6 responses to “Choosing between a career and motherhood”

  1. Tracy says:

    Hi Melis!

    I’m from Bethesda too! Well, actually, Chevy Chase, but they’re practically the same thing. To answer your question, I definitely don’t plan to put aside my career for the kids. There are ways to balance work and family life, such as making sure the children are involved in afterschool activities, or working at night(which is what my mom, a research scientist, did with me). As the kids get older, I’d like them to be more independent (I think kids are generally too pampered when their moms stay at home) so I don’t end up making their lunches for them when they’re, like, 17.

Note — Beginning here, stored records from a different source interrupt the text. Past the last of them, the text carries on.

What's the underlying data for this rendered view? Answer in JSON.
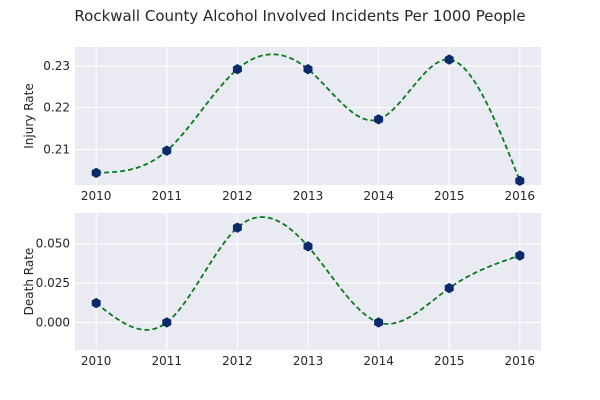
{
  "title": "Rockwall County Alcohol Involved Incidents Per 1000 People",
  "colors": {
    "panel": "#eaeaf2",
    "curve": "#0a7a1e",
    "marker": "#0b2a6b"
  },
  "chart_data": [
    {
      "type": "line",
      "ylabel": "Injury Rate",
      "x": [
        2010,
        2011,
        2012,
        2013,
        2014,
        2015,
        2016
      ],
      "x_ticks": [
        "2010",
        "2011",
        "2012",
        "2013",
        "2014",
        "2015",
        "2016"
      ],
      "values": [
        0.2044,
        0.2097,
        0.2292,
        0.2292,
        0.2172,
        0.2315,
        0.2025
      ],
      "xlim": [
        2009.7,
        2016.3
      ],
      "ylim": [
        0.2015,
        0.2345
      ],
      "y_ticks": [
        "0.21",
        "0.22",
        "0.23"
      ],
      "y_tick_values": [
        0.21,
        0.22,
        0.23
      ],
      "grid": true,
      "line_style": "dashed smooth curve",
      "marker": "hexagon"
    },
    {
      "type": "line",
      "ylabel": "Death Rate",
      "x": [
        2010,
        2011,
        2012,
        2013,
        2014,
        2015,
        2016
      ],
      "x_ticks": [
        "2010",
        "2011",
        "2012",
        "2013",
        "2014",
        "2015",
        "2016"
      ],
      "values": [
        0.0123,
        0.0,
        0.0602,
        0.0483,
        0.0,
        0.0218,
        0.0425
      ],
      "xlim": [
        2009.7,
        2016.3
      ],
      "ylim": [
        -0.0175,
        0.0695
      ],
      "y_ticks": [
        "0.000",
        "0.025",
        "0.050"
      ],
      "y_tick_values": [
        0.0,
        0.025,
        0.05
      ],
      "grid": true,
      "line_style": "dashed smooth curve",
      "marker": "hexagon"
    }
  ]
}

    I’m applying early this year, and I’m totally in love with MIT, buuuut…how is the food?

  2. AIT says:

    Great views … I’m very impressed …

    I can totally connect to what you mentiond about your mom. My brief version is: If it weren’t to my mom alwasys being there, i wouldn’t even be at MIT today !

    Keep it up, Melis…

  3. Melis says:

    Thanks for your comments! Well, funny you mention food, I loveeeee food! I’m really happy with our dining halls, though we could use more restaurants on campus. Four of the dorms have dining halls and the rest have kitchens (well, Next House has a kitchen too, but it’s a giant one in the basement. Other dorms have smaller kitchens distributed throughout the dorm.) Anyway, in our dining hall, there are four or five different stations: a grill (chicken, hamburgers, pizza, calzones, lasagna, manticotti, pancakes, fish, etc.), “comfort food” (two special entrees per night, usually very good), a stirfry station, a noodle station, and a “bitz and bytes” bar which rotates on a weekly basis (ice cream sundaes, salad, baked potatoes with toppings, etc.) I hope this helps =) We also have a food court in the student center, smaller cafes, and food trucks. Oooh, and one of the dorm dining halls has a crepe station! They’re delicious. Hope this helps.

  4. Mitra says:

    Hey Melis,

    I saw that article too. The next day, I found this article that’s pretty critical: http://slate.msn.com/id/2126636/

    ttys,

    mitra

  5. Marc says:

    One of the sad things about the current existence of human civilization is that we worship the God Profit. Instead of adapting artificial economic laws/practices to fit natural biological realities we insist on maintaining a male-hierarchy patterned work process for the sake of “productivity”. This is clearly not the most efficient trajectory for human development. Economic practices should be developed to accomodate the parental-child units that evolution has found most efficient. Some crazy notions might be that when a women is pregnant there should be programs that provide her health support and keep her involved in the work process as much as she is physically able. When parents have a baby, laws should be made to allow the father take as much time off from work to care for the child so the parental unit shares the responsibilities and laws should also force corporations to refrain from “punishing” parents who engage in active child-rearing along with work. The problem boils down to unaldulterated capitalism, which encourages firms to employ only the most efficient worker drones possible, which implies those who can work long hours consistently, which since men are cheaper labor inputs than women result in the inferior state of things today. Hopefully with techonological advances and most modern work becoming less labor intensive perhaps in the future everyone will be able to work from home and taylor hours according to their own schedules, which would be more in line with the entropic nature of reality and thus more efficient/superior. Perhaps 500 years from now, if we haven’t already blown each other to pieces in competition for energy resources.